Ahhh…if only more researchers felt this way we wouldn’t be living with a dietary pyramid based on all the wrong foods.

…there is a subclass of lectins only found in grasses like cereals. Many plant lectins are thought to play a role in the plants defence against being eaten. Accordingly, plant lectins have an obvious preference for binding to sugar structures of animal, fungal or microbial origin, and are usually at highest concentrations in plant parts essential for reproductive success such as seed germs. …Thus, lectins are present in our food, they are heat-stable and resistant to breakdown in the gastrointestinal tract, they bind to the surface epithelium of the digestive tract and they can lead to anti-nutritional, mild allergic or other subclinical effects in humans and animals. …Hence, lectins have sufficient properties to affect the leptin system indirectly, through effects on metabolism central to the proper function of the leptin system, and possibly also directly through interaction with leptin or the leptin receptor.

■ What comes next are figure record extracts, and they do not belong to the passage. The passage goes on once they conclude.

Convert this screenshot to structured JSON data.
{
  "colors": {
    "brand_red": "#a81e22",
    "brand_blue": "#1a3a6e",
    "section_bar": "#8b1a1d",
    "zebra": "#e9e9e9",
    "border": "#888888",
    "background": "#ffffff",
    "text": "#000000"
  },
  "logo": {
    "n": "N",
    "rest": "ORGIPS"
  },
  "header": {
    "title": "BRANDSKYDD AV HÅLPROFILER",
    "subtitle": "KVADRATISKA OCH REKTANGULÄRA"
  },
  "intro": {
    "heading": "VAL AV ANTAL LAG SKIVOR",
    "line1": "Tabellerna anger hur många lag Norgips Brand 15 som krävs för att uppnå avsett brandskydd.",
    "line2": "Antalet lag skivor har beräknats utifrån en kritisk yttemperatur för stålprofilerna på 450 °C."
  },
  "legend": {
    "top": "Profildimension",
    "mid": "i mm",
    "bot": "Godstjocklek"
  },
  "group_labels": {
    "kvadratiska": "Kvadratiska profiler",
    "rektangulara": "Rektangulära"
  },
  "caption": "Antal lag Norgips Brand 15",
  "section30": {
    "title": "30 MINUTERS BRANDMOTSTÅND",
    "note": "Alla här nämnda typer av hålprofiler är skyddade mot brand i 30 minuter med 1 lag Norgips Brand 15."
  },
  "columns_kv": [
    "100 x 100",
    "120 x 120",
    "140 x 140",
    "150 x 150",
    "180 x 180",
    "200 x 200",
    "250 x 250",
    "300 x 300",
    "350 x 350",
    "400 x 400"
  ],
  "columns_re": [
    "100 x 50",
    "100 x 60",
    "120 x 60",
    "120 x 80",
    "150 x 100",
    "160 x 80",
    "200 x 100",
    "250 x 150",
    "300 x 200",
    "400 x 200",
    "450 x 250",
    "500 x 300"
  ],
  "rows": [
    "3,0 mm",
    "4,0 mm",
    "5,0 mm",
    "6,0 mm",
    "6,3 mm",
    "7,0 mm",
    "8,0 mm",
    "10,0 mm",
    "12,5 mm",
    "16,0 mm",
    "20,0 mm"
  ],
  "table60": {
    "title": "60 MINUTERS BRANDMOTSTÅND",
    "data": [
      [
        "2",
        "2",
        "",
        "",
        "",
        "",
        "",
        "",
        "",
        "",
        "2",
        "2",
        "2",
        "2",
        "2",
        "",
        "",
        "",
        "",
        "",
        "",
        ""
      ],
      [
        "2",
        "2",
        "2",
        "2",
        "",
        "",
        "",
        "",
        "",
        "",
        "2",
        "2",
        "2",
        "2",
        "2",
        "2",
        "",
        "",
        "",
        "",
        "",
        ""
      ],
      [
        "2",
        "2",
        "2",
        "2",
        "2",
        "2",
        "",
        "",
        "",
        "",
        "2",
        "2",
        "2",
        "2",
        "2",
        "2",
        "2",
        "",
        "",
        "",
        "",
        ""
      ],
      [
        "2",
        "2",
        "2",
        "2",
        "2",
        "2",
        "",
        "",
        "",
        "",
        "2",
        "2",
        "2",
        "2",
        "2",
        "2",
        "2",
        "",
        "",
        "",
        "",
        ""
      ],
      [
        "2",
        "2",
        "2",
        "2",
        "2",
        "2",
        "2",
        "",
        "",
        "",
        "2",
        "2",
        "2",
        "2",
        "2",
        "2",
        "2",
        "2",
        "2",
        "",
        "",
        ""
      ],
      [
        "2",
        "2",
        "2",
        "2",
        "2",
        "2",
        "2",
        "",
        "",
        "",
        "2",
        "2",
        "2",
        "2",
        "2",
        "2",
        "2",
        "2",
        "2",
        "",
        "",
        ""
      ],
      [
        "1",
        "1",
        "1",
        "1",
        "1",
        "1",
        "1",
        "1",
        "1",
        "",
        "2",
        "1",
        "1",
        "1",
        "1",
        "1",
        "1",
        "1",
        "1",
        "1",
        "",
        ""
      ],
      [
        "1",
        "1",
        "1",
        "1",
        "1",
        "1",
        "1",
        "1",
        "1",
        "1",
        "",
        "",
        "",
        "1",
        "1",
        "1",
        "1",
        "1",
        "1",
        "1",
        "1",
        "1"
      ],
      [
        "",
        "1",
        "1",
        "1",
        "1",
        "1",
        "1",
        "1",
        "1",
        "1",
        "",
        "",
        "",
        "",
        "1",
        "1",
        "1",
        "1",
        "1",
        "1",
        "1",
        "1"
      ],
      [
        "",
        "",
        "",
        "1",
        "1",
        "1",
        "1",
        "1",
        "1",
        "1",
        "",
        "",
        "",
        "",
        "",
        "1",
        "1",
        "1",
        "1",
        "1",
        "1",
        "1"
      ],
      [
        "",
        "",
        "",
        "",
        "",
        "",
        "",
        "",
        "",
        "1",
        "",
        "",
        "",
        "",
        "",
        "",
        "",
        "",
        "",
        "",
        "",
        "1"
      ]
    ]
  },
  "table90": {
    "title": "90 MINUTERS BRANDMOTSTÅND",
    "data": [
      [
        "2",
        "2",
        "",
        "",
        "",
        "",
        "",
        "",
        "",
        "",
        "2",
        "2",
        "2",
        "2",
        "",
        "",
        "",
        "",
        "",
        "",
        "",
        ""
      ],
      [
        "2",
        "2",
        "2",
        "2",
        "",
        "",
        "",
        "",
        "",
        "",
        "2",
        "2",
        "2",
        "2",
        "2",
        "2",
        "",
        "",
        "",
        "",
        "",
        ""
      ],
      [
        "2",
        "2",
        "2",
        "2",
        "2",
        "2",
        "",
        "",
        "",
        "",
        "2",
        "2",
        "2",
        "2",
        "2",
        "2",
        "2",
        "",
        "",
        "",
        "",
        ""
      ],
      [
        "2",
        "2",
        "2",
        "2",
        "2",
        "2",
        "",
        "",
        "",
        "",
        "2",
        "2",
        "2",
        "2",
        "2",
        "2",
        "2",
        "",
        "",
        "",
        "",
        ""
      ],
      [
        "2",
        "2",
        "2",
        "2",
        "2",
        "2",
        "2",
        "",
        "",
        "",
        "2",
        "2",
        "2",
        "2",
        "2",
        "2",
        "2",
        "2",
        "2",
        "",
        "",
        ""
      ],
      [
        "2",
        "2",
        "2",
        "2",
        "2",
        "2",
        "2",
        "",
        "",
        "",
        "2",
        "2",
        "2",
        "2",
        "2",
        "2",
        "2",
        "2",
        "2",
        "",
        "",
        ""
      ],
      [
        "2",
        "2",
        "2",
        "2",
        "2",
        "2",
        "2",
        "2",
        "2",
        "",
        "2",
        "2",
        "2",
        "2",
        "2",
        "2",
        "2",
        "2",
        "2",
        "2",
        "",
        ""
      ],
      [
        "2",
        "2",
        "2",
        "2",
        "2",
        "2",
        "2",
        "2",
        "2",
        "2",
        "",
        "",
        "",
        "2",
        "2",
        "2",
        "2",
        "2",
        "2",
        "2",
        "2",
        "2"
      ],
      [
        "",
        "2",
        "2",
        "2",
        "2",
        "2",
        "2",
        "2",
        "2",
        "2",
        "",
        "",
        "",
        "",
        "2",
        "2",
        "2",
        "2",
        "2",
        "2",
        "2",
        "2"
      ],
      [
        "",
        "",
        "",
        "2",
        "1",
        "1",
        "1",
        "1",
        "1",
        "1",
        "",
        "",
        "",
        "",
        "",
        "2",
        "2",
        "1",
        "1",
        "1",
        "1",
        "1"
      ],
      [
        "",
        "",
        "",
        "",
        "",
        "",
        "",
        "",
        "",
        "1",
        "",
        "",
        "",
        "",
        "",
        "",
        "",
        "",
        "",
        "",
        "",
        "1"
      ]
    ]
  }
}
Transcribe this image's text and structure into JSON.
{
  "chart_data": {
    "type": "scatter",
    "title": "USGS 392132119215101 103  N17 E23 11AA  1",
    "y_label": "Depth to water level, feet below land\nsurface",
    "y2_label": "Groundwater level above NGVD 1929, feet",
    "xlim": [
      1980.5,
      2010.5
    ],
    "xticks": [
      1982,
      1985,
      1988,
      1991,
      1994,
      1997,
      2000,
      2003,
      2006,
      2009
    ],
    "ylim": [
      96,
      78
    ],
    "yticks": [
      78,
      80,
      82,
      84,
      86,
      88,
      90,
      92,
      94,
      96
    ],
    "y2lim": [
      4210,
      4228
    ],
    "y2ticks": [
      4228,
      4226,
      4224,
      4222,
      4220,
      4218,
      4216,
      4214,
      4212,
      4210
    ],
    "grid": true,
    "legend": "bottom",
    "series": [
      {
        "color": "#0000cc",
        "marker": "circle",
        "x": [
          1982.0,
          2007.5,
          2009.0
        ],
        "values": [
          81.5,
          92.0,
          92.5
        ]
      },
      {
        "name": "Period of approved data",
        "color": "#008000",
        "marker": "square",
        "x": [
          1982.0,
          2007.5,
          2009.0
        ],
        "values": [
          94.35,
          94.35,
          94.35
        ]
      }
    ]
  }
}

So it seems possible that beyond the mere caloric value of the foods we’re eating, other factors in the food can influence hormonal systems, pushing us towards obesity. The authors go on to describe the possible direct interaction between lectins and the leptin receptors or some other indirect methods through which lectins could affect leptin resistance.

It all comes back to the fact that grains are not a food that the human animal is built to consume in any large quantities, at least not without some work to ferment or sprout them. Our modern extruded processed grains are extremely detrimental to health. From lectins to gluten, there are plenty of ways that grains disrupt your system. I promise anyone that if they ditch the grains from their diet and replace them with fruits and vegetables, their health will improve markedly.